What Does That Mean for Me?
Not every highly-trained electrician, yoga teacher, or photographer can also be an expert in business management. You may be a successful professional in your field and still lack experience with the types of decisions you face as a business owner. Adding to that problem is the fact that small businesses are often more personal than large corporations. You’ve invested your personal time, money, and soul and may not have the safety net that you’d have as an employee in a big company. These can cloud your judgment and make small business decision making even harder.
What Kind of Decisions Will I Need to Make?
Small business decision making includes some choices that every business needs to make and a few that are unique. You’ll have to decide whether it’s time to invest back into your business and how much, you’ll have to find partners, choose your clientele, and decide whether to hire and fire employees. On top of that, you’ll have to decide things that aren’t up for debate in large companies, such as how much you work and how much you want your business and personal life to intersect.
So How Do I Make Smart Business Decisions?
One approach to business problem solving is learning how to make business decisions as if you had the structure of a large corporation. Have a clearly defined process to follow so that you’re prepared before questions arise. This will help you make decisions logically, keep your emotions in check, and feel confident about the results. Here are six steps to help guide your process:
1. Identify the Issue
Make sure you understand exactly what question you’re asking. To do this right, you will have to have your overall business goals defined, as well as the particular situation you’re dealing with. For example, when you opened your business, were you dreaming of becoming the national leader in your field or having the flexibility to spend more time with your family? Those goals are easy to lose sight of but will affect the decision whether or not to expand your business.
2. Gather Information
If you’re trying to decide whether or not to offer a new service, you’ll need to know whether there’s a market for that service, if you'll need new equipment, and how much that new equipment will cost, what the competition is like, how much other people charge for it, whether you’ll need special licensing, and more. No matter the decision, doing your research is the only way to make an informed choice.
3. Define the Options
Outline all the choices and what exactly they would mean for you. For example, if you’re choosing to hire someone
full time or to subcontract some work, write down exactly who you’d be working with in each case, what their skills are, costs, and how much additional work you can take on in each scenario. When you’re not bouncing ideas off of anyone, it’s easy to choose whatever is right in front of you. But this step makes sure you’re doing a fair comparison and don’t forget important details.

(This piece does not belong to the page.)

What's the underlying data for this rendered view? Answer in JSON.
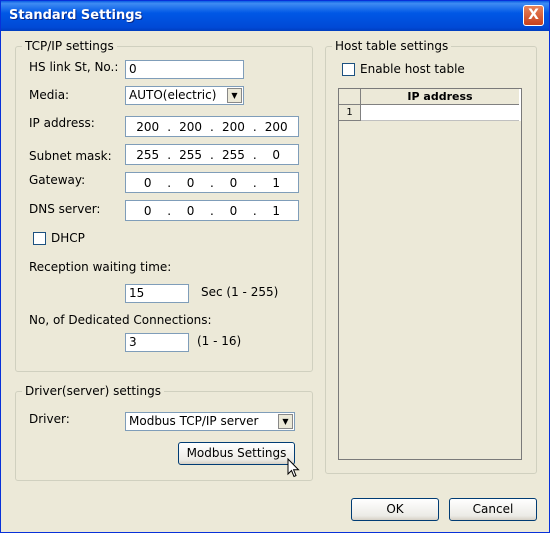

4. Weigh the Pros and Cons
Now that you have all the information, it’s time to actually compare them. Do a risk assessment
and figure out what you can afford to lose and how much you stand to gain in each scenario. At this stage, solo entrepreneurs actually have an advantage. You’re not responsible for anyone but yourself. Therefore, if there’s one option that will make more money but means doing something you hate, you’re allowed to put that in the cons column.
5. Compare the Results
If you’ve done all the previous steps thoroughly, this should be pretty straightforward. All the information you gathered and the pros and cons you’ve listed easily become a simple cost-benefit analysis. Just add them up, and calculate which option makes the most sense.
6. Create a Business Plan
Now that you’ve decided what to do, write a clear plan for implementing the decision. This will help ensure that you get all the benefits you expected when you made your choice and allow you to mitigate whatever risks you anticipated. This is the time for taking precautions like buying general liability insurance
, talking to a lawyer or accountant, and arranging your budget for the future.
With careful planning and decision-making processes, anyone can make smart business decisions and small business decision making will become a part of your routine.